Re: Extracting details from lookup DQL

kwangxi · ‎13 Apr 2023

Hi,

I wanted to extract the type, edition and versions out from the technologies to be different columns in a table as well as do a bar chart specifically for type.

"monitoringMode": "FULL_STACK",
"lookup.entityId": "PROCESS_GROUP_INSTANCE-61A60B5D26F3BB1B",
"lookup.entityName": "com.dynatrace.easytravel.weblauncher.jar easytravel-*-x*",
"lookup.softwareTechnologies": [
"type:QOS_LOGBACK,edition:null,version:1.2.3",
"type:APACHE_TOMCAT,edition:null,version:7.0.93.0",
"type:JAVA,edition:OpenJDK,version:11.0.5",
"type:JDK_HTTP_SERVER,edition:null,version:null",
"type:APACHE_TOMCAT,edition:null,version:null",
"type:JAVA,edition:null,version:null",
"type:APACHE_HTTP_CLIENT_SYNC,edition:null,version:4.5.10"
],

Secondly, is there any way for me to change the name lookup.softwareTechnologies to just softwareTechnologies. As I couldn't access it with the "."
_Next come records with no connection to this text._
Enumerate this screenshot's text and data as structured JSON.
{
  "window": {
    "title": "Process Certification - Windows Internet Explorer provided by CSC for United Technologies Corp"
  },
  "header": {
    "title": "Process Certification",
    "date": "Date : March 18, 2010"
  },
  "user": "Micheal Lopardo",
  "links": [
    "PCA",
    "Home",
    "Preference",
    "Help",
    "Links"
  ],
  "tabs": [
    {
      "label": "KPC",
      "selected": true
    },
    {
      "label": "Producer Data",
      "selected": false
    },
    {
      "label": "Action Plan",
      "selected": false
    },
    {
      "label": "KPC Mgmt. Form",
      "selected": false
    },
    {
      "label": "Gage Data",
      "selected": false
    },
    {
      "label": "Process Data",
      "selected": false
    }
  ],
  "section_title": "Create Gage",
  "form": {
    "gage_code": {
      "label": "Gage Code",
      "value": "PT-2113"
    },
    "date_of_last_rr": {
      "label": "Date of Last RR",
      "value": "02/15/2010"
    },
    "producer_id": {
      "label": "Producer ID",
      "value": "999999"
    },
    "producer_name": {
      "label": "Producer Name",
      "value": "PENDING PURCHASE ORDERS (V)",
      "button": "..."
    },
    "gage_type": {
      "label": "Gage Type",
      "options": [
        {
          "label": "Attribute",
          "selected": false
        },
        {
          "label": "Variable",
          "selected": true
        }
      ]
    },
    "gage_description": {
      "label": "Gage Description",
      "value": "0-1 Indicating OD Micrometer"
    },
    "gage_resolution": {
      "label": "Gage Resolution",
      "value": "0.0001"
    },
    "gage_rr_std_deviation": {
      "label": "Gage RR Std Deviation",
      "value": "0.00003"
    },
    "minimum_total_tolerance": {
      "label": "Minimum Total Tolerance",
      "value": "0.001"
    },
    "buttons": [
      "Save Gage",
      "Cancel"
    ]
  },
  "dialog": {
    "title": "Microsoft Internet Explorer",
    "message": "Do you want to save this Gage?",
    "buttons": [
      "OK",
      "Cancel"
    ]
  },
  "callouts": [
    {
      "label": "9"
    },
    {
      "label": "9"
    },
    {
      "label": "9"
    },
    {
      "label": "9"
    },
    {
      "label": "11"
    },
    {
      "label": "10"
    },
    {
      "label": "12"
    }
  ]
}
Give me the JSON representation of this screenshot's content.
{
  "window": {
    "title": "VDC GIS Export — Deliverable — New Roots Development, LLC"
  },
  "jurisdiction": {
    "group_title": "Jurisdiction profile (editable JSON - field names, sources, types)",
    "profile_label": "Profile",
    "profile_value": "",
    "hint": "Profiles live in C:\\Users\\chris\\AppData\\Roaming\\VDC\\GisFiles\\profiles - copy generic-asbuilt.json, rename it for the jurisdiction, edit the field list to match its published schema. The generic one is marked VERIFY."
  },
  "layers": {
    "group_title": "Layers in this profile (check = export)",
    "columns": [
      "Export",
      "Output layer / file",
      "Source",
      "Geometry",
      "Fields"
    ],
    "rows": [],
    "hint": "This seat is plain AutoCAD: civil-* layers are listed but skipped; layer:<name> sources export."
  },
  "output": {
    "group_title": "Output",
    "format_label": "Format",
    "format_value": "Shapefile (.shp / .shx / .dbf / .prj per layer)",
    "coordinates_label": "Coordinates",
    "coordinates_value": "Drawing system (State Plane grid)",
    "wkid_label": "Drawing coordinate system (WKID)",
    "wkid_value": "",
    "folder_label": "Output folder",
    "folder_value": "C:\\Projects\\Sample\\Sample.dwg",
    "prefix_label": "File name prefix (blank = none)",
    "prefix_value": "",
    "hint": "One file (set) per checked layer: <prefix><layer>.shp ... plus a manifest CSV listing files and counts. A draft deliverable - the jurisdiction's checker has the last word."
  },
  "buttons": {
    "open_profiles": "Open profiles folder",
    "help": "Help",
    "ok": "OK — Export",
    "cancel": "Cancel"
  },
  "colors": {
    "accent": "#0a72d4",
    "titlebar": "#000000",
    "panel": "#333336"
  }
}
monitoringMode: record.values?.monitoringMode as string,
softwareTechnologies: record.values?.softwareTechnologies,

Failed with : 
softwareTechnologies: record.values?.lookup.softwareTechnologies,

DQL:

fetch dt.entity.host, timeframe:"2023-03-01T00:00:00Z/2023-04-05T12:00:00Z"
|fieldsAdd osVersion, cpuCores, memory = (memoryTotal/1000/1000000), ipAddress, monitoringMode
|lookup [fetch dt.entity.process_group_instance
|fieldsAdd softwareTechnologies, tags |filterOut contains (entityName, "OneAgent") OR contains (entityName, "Linux") OR contains (entityName, "sshd") OR contains (entityName, "Short-live") OR contains (entityName, "master") ], sourceField:tags, lookupField:tags

educampver · ‎13 Apr 2023

Hi @kwangxi, you can extract type, edition, and version using the parse command. Something like this should work:

| filterOut ...
| parse softwareTechnologies[0], "'type:' WORD:type ',edition:' WORD:edition ',version:' WORD:version"

As for the second question, there's no way to remove the prefix completely, but you can change it with the prefix argument like this:

lookup [
  ...
], sourceField:tags, lookupField:tags, prefix:"_"

Now you can access the values like this:

record.values._softwareTechnologies
record.values._types
...

But I'm still curious why the access via lookup fails. Would you try this instead?

record.values["lookup.softwareTechnologies"]

kwangxi · ‎13 Apr 2023

Hi,

Thanks for the prefix, it would definitely be the solution for it.

Btw for this, it would only get the 1st array which is [0], is there any way to populate in for the rest of the arrays too?

| filterOut ...
| parse softwareTechnologies[0], "'type:' WORD:type ',edition:' WORD:edition ',version:' WORD:version"

educampver · ‎13 Apr 2023

You're right! My bad. What you need is a bit more complex and I'm not sure the format you need it in, here's what I came up with:

| filterOut ...
| fieldsAdd technologiesString = toString(softwareTechnologies)
| parse technologiesString, "'[' ARRAY{'type:' WORD*:type (',edition:' LD ',version:' LD (', ' | ']'))}{1,}:types"
| parse technologiesString, "'[' ARRAY{'type:' LD ',edition:' WORD*:edition (',version:' LD (', ' | ']'))}{1,}:editions"
| parse technologiesString, "'[' ARRAY{'type:' LD ',edition:' LD ',version:' LD*:version (', ' | ']')}{1,}:versions"

This way, you'll have 3 arrays containing the types, editions, and versions. Additionally, if you need to remove the duplicates, you can use:

| fieldsAdd types = arrayDistinct(types), editions = arrayDistinct(editions), versions = arrayDistinct(versions)

Hope it works as expected this time.

kwangxi · ‎13 Apr 2023

Hi,

Previously, I was summarizing the monitoring mode to be in this way, so it can be captured and read by the DT chart.

I intend to achieve the software technologies in this way, may I ask is there any way to achieve this?
Let's say, for all 3 hosts, I found there are 3 Java so it would be:

{
"category": "JAVA",
"value": "3"
},
{
"category": "APACHE_TOMCAT",
"value": "1"
},
.....

educampver · ‎17 Apr 2023

Unfortunately, I don't see how to achieve what you want in DQL. There's a big difference with the monitoring mode, and is that the monitoring mode is only one value per host, while the technologies are an array. I recommend doing a simple DQL query to get the raw data and parse and aggregate the technologies in code. Let me know if I can help with anything else.